Office space in Dublin is still cheap compared to London despite the shortage of modern office blocks. Rents - which set the price of building - are in the region of £30 per sq ft, which is £24 sterling. Prime office space in London's West End demands rents in the region of £60 per square foot. On a rental basis Dublin is equivalent to regional centres in the UK.

"When you consider that Dublin is a capital and a financial centre, it is still cheap," said O'Brien.

When you add in demand as a result of the growing economy and increased inward investment there are still good reasons for investing in Dublin, he believes. In recent years Irish Life has started to look outside Dublin, mostly at retail property opportunities. The decision by the retail multiples to move into the smaller towns has created a new property market. Previously the majority of shops in small towns were owner occupied and as a result there was no investment market. The arrival of the multiples, who prefer to lease rather than buy, has created a new market.

The values of these types of property are now sufficiently high - more than £1 million - that it is worth a big fund manager's while to buy them, says O'Brien.

"We have bought in Cork, Limerick, Waterford, and are trying to buy in Galway. We have recently bought in Navan and Mullingar," says O'Brien.

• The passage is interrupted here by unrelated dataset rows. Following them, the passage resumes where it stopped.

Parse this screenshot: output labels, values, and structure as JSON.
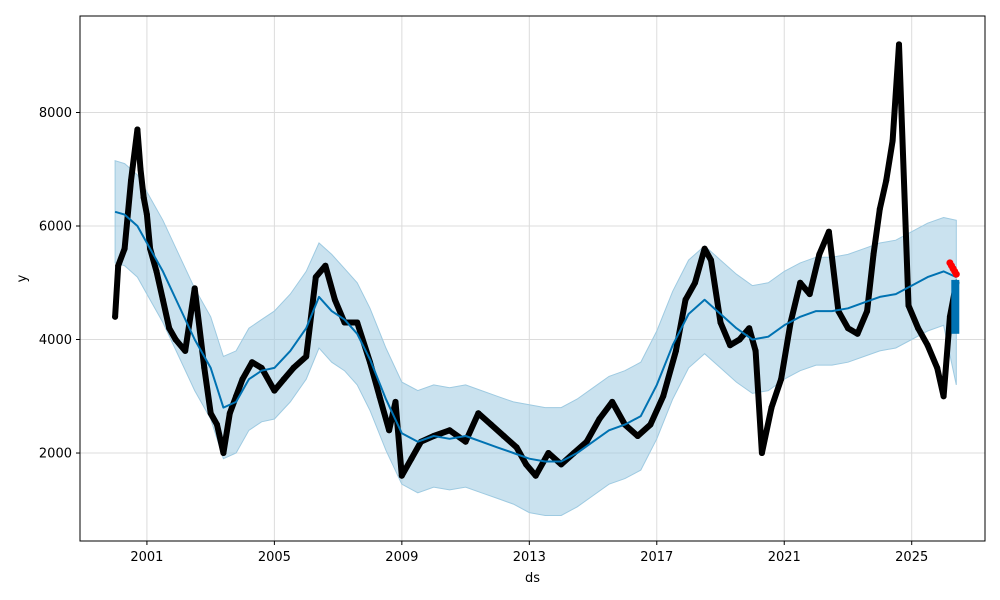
{
  "chart_data": {
    "type": "line",
    "title": "",
    "xlabel": "ds",
    "ylabel": "y",
    "xlim": [
      1998.9,
      2027.3
    ],
    "ylim": [
      450,
      9700
    ],
    "x_ticks": [
      2001,
      2005,
      2009,
      2013,
      2017,
      2021,
      2025
    ],
    "x_tick_labels": [
      "2001",
      "2005",
      "2009",
      "2013",
      "2017",
      "2021",
      "2025"
    ],
    "y_ticks": [
      2000,
      4000,
      6000,
      8000
    ],
    "y_tick_labels": [
      "2000",
      "4000",
      "6000",
      "8000"
    ],
    "grid": true,
    "colors": {
      "observed": "#000000",
      "forecast_line": "#0072B2",
      "uncertainty_band": "#9ecae1",
      "recent_points": "#ff0000"
    },
    "series": [
      {
        "kind": "observed-points",
        "x": [
          2000.0,
          2000.1,
          2000.3,
          2000.5,
          2000.7,
          2000.8,
          2000.9,
          2001.0,
          2001.1,
          2001.3,
          2001.5,
          2001.7,
          2001.9,
          2002.2,
          2002.5,
          2002.8,
          2003.0,
          2003.2,
          2003.4,
          2003.6,
          2003.8,
          2004.0,
          2004.3,
          2004.6,
          2005.0,
          2005.3,
          2005.6,
          2006.0,
          2006.3,
          2006.6,
          2006.9,
          2007.2,
          2007.6,
          2008.0,
          2008.3,
          2008.6,
          2008.8,
          2009.0,
          2009.3,
          2009.6,
          2010.0,
          2010.5,
          2011.0,
          2011.4,
          2011.8,
          2012.2,
          2012.6,
          2012.9,
          2013.2,
          2013.6,
          2014.0,
          2014.4,
          2014.8,
          2015.2,
          2015.6,
          2016.0,
          2016.4,
          2016.8,
          2017.2,
          2017.6,
          2017.9,
          2018.2,
          2018.5,
          2018.7,
          2019.0,
          2019.3,
          2019.6,
          2019.9,
          2020.1,
          2020.3,
          2020.6,
          2020.9,
          2021.2,
          2021.5,
          2021.8,
          2022.1,
          2022.4,
          2022.7,
          2023.0,
          2023.3,
          2023.6,
          2023.8,
          2024.0,
          2024.2,
          2024.4,
          2024.6,
          2024.9,
          2025.2,
          2025.5,
          2025.8,
          2026.0,
          2026.2,
          2026.4
        ],
        "values": [
          4400,
          5300,
          5600,
          6800,
          7700,
          7000,
          6500,
          6200,
          5600,
          5200,
          4700,
          4200,
          4000,
          3800,
          4900,
          3500,
          2700,
          2500,
          2000,
          2700,
          3000,
          3300,
          3600,
          3500,
          3100,
          3300,
          3500,
          3700,
          5100,
          5300,
          4700,
          4300,
          4300,
          3600,
          3000,
          2400,
          2900,
          1600,
          1900,
          2200,
          2300,
          2400,
          2200,
          2700,
          2500,
          2300,
          2100,
          1800,
          1600,
          2000,
          1800,
          2000,
          2200,
          2600,
          2900,
          2500,
          2300,
          2500,
          3000,
          3800,
          4700,
          5000,
          5600,
          5400,
          4300,
          3900,
          4000,
          4200,
          3800,
          2000,
          2800,
          3300,
          4300,
          5000,
          4800,
          5500,
          5900,
          4500,
          4200,
          4100,
          4500,
          5500,
          6300,
          6800,
          7500,
          9200,
          4600,
          4200,
          3900,
          3500,
          3000,
          4400,
          5000
        ]
      },
      {
        "kind": "forecast-line",
        "x": [
          2000.0,
          2000.3,
          2000.7,
          2001.0,
          2001.5,
          2002.0,
          2002.5,
          2003.0,
          2003.4,
          2003.8,
          2004.2,
          2004.6,
          2005.0,
          2005.5,
          2006.0,
          2006.4,
          2006.8,
          2007.2,
          2007.6,
          2008.0,
          2008.5,
          2009.0,
          2009.5,
          2010.0,
          2010.5,
          2011.0,
          2011.5,
          2012.0,
          2012.5,
          2013.0,
          2013.5,
          2014.0,
          2014.5,
          2015.0,
          2015.5,
          2016.0,
          2016.5,
          2017.0,
          2017.5,
          2018.0,
          2018.5,
          2019.0,
          2019.5,
          2020.0,
          2020.5,
          2021.0,
          2021.5,
          2022.0,
          2022.5,
          2023.0,
          2023.5,
          2024.0,
          2024.5,
          2025.0,
          2025.5,
          2026.0,
          2026.4
        ],
        "values": [
          6250,
          6200,
          6000,
          5700,
          5200,
          4600,
          4000,
          3500,
          2800,
          2900,
          3300,
          3450,
          3500,
          3800,
          4200,
          4750,
          4500,
          4350,
          4100,
          3650,
          2950,
          2350,
          2200,
          2300,
          2250,
          2300,
          2200,
          2100,
          2000,
          1900,
          1850,
          1850,
          2000,
          2200,
          2400,
          2500,
          2650,
          3200,
          3900,
          4450,
          4700,
          4450,
          4200,
          4000,
          4050,
          4250,
          4400,
          4500,
          4500,
          4550,
          4650,
          4750,
          4800,
          4950,
          5100,
          5200,
          5100
        ]
      },
      {
        "kind": "uncertainty-band",
        "x": [
          2000.0,
          2000.3,
          2000.7,
          2001.0,
          2001.5,
          2002.0,
          2002.5,
          2003.0,
          2003.4,
          2003.8,
          2004.2,
          2004.6,
          2005.0,
          2005.5,
          2006.0,
          2006.4,
          2006.8,
          2007.2,
          2007.6,
          2008.0,
          2008.5,
          2009.0,
          2009.5,
          2010.0,
          2010.5,
          2011.0,
          2011.5,
          2012.0,
          2012.5,
          2013.0,
          2013.5,
          2014.0,
          2014.5,
          2015.0,
          2015.5,
          2016.0,
          2016.5,
          2017.0,
          2017.5,
          2018.0,
          2018.5,
          2019.0,
          2019.5,
          2020.0,
          2020.5,
          2021.0,
          2021.5,
          2022.0,
          2022.5,
          2023.0,
          2023.5,
          2024.0,
          2024.5,
          2025.0,
          2025.5,
          2026.0,
          2026.4
        ],
        "upper": [
          7150,
          7100,
          6900,
          6600,
          6100,
          5500,
          4900,
          4400,
          3700,
          3800,
          4200,
          4350,
          4500,
          4800,
          5200,
          5700,
          5500,
          5250,
          5000,
          4550,
          3850,
          3250,
          3100,
          3200,
          3150,
          3200,
          3100,
          3000,
          2900,
          2850,
          2800,
          2800,
          2950,
          3150,
          3350,
          3450,
          3600,
          4150,
          4850,
          5400,
          5650,
          5400,
          5150,
          4950,
          5000,
          5200,
          5350,
          5450,
          5450,
          5500,
          5600,
          5700,
          5750,
          5900,
          6050,
          6150,
          6100
        ],
        "lower": [
          5350,
          5300,
          5100,
          4800,
          4300,
          3700,
          3100,
          2600,
          1900,
          2000,
          2400,
          2550,
          2600,
          2900,
          3300,
          3850,
          3600,
          3450,
          3200,
          2750,
          2050,
          1450,
          1300,
          1400,
          1350,
          1400,
          1300,
          1200,
          1100,
          950,
          900,
          900,
          1050,
          1250,
          1450,
          1550,
          1700,
          2250,
          2950,
          3500,
          3750,
          3500,
          3250,
          3050,
          3100,
          3300,
          3450,
          3550,
          3550,
          3600,
          3700,
          3800,
          3850,
          4000,
          4150,
          4250,
          3200
        ]
      },
      {
        "kind": "recent-points",
        "x": [
          2026.2,
          2026.25,
          2026.3,
          2026.35,
          2026.4
        ],
        "values": [
          5350,
          5300,
          5250,
          5200,
          5150
        ]
      }
    ]
  }
}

Provincial retail property actually out-performed Dublin last year. It was due in part to technical factors as the very low rate of turnover in buildings in Dublin's prime retail locations means that the increase in their values has not fed through into the statistics. One area that Irish Life has no plans to re-visit is property development. Having developed some of the biggest schemes in Ireland, including the ILAC Centre, the company got out of development after going public in the early 1990s. "It was not a suitable activity for a life assurance and pension company to be involved in," he explains.

They still have a few small projects. Recently Irish Life doubled the size of their retail park on the Malahide Road, but most of their other interests are joint ventures with developers. Irish Life has co-developed a number of buildings with Davy Hickey Properties in City West.

"It has advantages. It gives us access to brand new buildings without having to bid on the market and, because we shared some of the risk, the return is higher," says O'Brien.